Não, aquilo era mentira, ela não poderia realmente ser a tia justamente daquela quem ela mais odiava... não poderia contratado justamente a parente... Mãe Odim jamais poderia matar Vivi...

Não, não poderia. Por isso lá estava ela, loiríssima, rindo da sua cara com os mesmo dentes tortos e amarelos da família.

            Você chegou a tempo.

Num único instante, entendeu tudo. Não precisou da calculadora. Deixou as cascavéis afundarem-se em suas gargalhadas e saiu correndo.

A ladeira era infinita. Milênios decorreram até que enfim ela alcançasse a entrada principal do cemitério municipal, empurrasse o pesado portão de ferro e encontrasse o sepulcro de dois dias atrás. Sua espinha congelou. O X não estava no mesmo lugar.
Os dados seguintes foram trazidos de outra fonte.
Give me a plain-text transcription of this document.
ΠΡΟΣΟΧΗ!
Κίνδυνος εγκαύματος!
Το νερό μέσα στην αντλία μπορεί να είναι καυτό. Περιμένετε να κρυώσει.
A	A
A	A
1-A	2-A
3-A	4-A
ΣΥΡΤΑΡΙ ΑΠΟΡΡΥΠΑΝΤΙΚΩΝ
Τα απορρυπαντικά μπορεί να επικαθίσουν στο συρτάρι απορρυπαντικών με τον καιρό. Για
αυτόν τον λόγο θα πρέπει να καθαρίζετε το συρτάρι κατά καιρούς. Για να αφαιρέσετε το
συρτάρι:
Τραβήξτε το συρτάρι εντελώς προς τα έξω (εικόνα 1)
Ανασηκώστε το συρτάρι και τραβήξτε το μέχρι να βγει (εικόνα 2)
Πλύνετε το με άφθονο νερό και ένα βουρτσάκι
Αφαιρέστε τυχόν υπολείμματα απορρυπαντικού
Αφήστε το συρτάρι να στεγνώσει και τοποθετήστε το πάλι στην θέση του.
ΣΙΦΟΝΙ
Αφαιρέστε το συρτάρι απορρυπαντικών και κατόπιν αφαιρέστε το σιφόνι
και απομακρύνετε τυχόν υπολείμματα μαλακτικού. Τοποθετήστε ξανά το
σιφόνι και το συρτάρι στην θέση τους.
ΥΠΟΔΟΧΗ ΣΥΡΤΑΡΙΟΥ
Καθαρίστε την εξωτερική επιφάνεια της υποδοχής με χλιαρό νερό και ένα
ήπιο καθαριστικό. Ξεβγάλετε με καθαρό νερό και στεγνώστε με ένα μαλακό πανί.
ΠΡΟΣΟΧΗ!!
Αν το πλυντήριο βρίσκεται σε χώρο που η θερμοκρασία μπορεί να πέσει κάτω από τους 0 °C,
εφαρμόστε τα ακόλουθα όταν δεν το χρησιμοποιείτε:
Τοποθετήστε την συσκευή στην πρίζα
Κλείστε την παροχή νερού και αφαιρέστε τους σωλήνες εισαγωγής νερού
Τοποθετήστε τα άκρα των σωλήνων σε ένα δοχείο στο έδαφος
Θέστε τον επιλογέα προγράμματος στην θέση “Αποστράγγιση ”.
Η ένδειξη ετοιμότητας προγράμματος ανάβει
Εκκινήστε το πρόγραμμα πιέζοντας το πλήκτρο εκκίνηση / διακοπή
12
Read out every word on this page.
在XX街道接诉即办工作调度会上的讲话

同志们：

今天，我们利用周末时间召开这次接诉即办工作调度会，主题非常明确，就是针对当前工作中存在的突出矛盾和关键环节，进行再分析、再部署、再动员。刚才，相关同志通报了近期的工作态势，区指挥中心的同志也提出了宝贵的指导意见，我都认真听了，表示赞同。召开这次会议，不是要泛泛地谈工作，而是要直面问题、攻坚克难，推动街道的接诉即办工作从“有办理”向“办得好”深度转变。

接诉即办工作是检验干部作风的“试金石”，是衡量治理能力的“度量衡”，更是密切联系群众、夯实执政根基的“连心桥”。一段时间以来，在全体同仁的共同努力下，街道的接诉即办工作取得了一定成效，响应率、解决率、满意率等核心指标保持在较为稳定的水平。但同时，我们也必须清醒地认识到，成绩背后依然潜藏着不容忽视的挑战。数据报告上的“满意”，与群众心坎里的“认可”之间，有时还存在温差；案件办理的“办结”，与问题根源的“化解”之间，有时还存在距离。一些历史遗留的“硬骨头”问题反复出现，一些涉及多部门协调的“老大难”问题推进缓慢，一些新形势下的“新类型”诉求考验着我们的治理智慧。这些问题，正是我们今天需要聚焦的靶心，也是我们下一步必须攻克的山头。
Cavou a terra suja com as próprias mãos, sentindo os olhos arderem com as gotas de suor da testa. Não parou até achar o que queria. Na realidade, não queria achar; desejava que tudo aquilo fosse um sonho, um pesadelo horrível, que logo acordasse nos braços de Adílson, afundando num cochilo de domingo à tarde...

Mas não. Seus dedos encostaram em algo mole. Afundou-os ainda mais e puxou o animal para fora.

Ouviu os próprios soluços de desespero apenas uma vez. Cravou as unhas entre os lábios gosmentos, arrancando a linha preta num único movimento. Então, não houve mais tempo: pareceu perder a sensação do braço esquerdo, uma dor fulminante invadiu-lhe o peito e subiu-lhe até a garganta, e depois morreu.

Na boca do sapo, sua foto três por quatro.